This page will link you to the full score of Barry Drogin's "How Do I Love Thee?", completed in 1991 and premiered at a private wedding by Jennifer Lane and James Bassi in August of 1994.
The text for "How Do I Love Thee?" is more formally known as number VIII of Elizabeth Barrett Browning's "Sonnets from the Portuguese." The start of the answer, "Let me count the ways," is a familiar quotation. The composer has treated the entire poem as a love duet between a mezzo-soprano or alto voice and a tenor voice, sung a cappella.
The piece was composed in the late fall of 1990 as a gift for a semi-professional couple of the composer's acquaintance. A limited numbered edition of twelve scores was created on special paper and distributed to several couples of the composer's acquaintance.

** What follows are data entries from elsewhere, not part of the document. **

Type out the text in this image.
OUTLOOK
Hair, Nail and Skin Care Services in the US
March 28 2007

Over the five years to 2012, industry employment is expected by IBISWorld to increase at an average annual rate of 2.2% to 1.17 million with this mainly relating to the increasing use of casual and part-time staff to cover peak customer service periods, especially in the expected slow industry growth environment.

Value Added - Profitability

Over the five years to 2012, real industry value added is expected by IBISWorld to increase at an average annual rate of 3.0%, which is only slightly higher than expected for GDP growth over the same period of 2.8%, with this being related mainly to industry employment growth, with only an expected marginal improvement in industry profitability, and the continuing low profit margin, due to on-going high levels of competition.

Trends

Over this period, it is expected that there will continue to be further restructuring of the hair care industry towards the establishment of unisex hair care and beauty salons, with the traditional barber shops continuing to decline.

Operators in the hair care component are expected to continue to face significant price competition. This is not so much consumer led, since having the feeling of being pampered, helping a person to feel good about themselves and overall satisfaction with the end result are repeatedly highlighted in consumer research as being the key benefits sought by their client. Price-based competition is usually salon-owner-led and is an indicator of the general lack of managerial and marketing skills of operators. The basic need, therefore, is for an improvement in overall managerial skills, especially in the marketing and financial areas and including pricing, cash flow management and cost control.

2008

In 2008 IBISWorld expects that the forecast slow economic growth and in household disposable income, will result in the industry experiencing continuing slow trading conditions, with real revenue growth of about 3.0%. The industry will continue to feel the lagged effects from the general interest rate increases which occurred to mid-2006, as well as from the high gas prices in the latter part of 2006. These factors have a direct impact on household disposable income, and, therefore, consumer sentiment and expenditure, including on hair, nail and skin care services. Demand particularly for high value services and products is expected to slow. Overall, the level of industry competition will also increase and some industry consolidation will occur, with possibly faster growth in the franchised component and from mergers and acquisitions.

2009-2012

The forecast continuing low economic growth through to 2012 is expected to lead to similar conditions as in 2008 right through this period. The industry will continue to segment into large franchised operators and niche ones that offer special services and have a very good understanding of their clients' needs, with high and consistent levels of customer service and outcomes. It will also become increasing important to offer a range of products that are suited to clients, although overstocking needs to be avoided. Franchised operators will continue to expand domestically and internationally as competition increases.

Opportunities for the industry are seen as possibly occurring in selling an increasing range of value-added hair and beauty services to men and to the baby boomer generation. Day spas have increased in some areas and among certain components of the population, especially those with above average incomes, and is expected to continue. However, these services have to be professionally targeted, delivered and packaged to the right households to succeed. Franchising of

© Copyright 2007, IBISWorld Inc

The piece was first performed at a wedding.
The piece is the first completely a cappella non-choral work conceived by the composer, as well as the first to completely drop the use of bar lines; the lack of key signature is common practice, even in "tonal" works by, for example, Kurt Weill. Fitting on two 8 1/2" by 11" pieces of paper and lasting only 2 minutes, the piece plays with lyrical melodic gestures arranged horizontally, at times overlapping, at times simultaneous. The opening and closing thirds root the piece in D major, but a free-flowing pantonality persists. ABA in structure, the composer brings back the opening melody, and closes the piece by taking the liberty of inverting the opening question into the statement "How I Do Love Thee." In the A section, the word "How" is presented on descending alternating seconds, while "I Love Thee" is on a rising fifth followed by a descending second; in the B section, "I Love Thee" is reversed (a descending semitone followed by a rising sixth), and the remaining text uses alternating descending fifths. For some reason, a concluding descending semitone, common in much German music (and speech) and suggestive of resolution, sounds, to this ear, less obvious than an initial descending semitone, common in much French music (and speech) and suggestive of the opposite (think Carmen's opening aria). These two notes give the piece a sentimental romantic gloss that, perhaps, render the piece inappropriate for the concert hall but ideal for the wedding hall.